The rest of the circle yelled, “Join our hack!”
The circle made room for him, and as the rest of the Lefteas were kicking and kneeing the sack, Manny watched with a lifeless stare. Eventually the sack made its way right to Manny’s zone. Manny, looking as if his shoe was stuck on a piece of gum, let out a limp effort to connect with it. The sack hit the ground.
The group let out a big groan of disappointment.
“What’s wrong, Manny?” Osgood inquired.
“Nothing. I’m sorry I let the circle down,” Manny said as he departed.
Early the next morning before anybody was awake, Manny left the compound.
chapter 5
Realizing he could not harness the Leftea party’s resistance infrastructure to help repair the damage that furtl had done to America’s founding principles, Manny set off once again in search of inspiration.
When he was growing furtl, Manny believed in the benefits and efficiency of allowing one company to integrate and aggregate your finances, communications, commerce, entertainment, and news. But he now realized there was a downside. For instance, his use of anything other than furtl Electronic Payments (fEPs) in convenience stores often resulted in looks of suspicion from cashiers. When Manny tried to explain why he preferred cash, he was frequently met with warnings that he would soon be relieved of that cash by the many thieves that operated in the shadows.
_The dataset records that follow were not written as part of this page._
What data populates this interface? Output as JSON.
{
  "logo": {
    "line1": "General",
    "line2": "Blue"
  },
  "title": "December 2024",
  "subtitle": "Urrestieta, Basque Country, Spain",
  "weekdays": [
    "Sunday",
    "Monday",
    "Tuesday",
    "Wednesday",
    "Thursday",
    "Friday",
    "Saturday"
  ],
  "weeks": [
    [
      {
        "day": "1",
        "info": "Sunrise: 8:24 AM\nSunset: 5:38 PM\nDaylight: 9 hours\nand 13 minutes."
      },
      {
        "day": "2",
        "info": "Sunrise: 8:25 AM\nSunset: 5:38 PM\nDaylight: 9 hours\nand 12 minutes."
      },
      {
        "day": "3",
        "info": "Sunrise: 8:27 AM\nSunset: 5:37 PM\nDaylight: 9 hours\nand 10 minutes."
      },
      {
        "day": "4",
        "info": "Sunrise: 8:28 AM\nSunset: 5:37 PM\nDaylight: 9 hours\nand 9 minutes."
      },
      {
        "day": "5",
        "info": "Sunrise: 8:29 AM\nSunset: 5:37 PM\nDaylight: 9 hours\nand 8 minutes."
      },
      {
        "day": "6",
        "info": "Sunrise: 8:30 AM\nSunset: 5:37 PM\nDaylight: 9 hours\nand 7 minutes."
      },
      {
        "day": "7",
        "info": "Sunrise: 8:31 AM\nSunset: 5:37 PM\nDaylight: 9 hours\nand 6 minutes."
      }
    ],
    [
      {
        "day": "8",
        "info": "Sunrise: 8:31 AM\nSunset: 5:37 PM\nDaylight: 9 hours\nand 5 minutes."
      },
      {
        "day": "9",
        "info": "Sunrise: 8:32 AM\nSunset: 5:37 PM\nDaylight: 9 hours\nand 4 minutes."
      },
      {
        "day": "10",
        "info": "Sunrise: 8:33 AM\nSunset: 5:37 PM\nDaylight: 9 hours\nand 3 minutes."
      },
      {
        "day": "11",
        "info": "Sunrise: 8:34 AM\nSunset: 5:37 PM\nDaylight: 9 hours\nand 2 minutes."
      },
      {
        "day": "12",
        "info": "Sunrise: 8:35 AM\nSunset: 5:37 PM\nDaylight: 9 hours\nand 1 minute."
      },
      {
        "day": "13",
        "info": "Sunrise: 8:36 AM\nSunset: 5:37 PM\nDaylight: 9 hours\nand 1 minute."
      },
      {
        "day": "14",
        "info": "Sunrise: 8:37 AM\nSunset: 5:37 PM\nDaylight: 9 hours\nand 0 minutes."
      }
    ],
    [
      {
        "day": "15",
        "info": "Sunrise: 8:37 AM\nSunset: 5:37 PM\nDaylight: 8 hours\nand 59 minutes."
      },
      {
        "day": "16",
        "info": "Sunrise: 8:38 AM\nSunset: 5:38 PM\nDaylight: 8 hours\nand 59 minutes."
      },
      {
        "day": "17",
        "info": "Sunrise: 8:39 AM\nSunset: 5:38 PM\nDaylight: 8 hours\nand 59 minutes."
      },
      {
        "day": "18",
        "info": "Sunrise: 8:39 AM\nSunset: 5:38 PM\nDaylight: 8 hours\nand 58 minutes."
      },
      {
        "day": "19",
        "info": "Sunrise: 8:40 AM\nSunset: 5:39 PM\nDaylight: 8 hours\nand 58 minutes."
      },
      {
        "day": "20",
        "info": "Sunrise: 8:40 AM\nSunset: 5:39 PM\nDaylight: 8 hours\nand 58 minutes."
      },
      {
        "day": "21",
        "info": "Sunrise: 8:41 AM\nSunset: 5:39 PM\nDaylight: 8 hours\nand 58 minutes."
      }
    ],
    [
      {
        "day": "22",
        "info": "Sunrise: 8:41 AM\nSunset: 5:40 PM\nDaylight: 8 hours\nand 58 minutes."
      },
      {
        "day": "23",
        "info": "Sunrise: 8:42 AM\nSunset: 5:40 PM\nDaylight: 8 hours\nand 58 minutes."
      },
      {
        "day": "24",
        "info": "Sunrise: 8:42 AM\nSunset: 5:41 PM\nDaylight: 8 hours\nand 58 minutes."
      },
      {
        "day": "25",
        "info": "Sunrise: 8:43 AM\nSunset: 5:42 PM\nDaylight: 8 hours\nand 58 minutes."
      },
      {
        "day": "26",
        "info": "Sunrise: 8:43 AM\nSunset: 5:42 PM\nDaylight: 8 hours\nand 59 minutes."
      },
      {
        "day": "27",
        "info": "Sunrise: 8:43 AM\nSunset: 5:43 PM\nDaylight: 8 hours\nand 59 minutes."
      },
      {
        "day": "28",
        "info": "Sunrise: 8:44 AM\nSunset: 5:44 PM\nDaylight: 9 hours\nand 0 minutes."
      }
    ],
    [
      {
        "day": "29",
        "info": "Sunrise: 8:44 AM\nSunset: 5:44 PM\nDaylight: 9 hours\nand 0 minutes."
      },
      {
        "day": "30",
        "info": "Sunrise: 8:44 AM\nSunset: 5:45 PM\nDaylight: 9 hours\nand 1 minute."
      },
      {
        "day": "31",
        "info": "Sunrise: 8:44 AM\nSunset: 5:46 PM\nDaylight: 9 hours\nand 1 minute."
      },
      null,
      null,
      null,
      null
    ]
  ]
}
And one day, a cashier at the FASTMART was nice enough to explain to him how the “ficktum” worked. Manny learned that large cash transactions were registered by monitoring chips installed in all cash registers and safe deposit boxes in commercial enterprises. Information from these machines was communicated to the DCS via the furtl Cash Transaction Monitor (fCTM), or “ficktum.” The fCTM was originally put in place to monitor the activities of Islamic terrorists, as many of them were operating in a primarily cash environment. Soon after its initiation, however, the fCTM began picking up any cash payment over $200 and flagging it for review by the DCS, regardless of its perceived intent.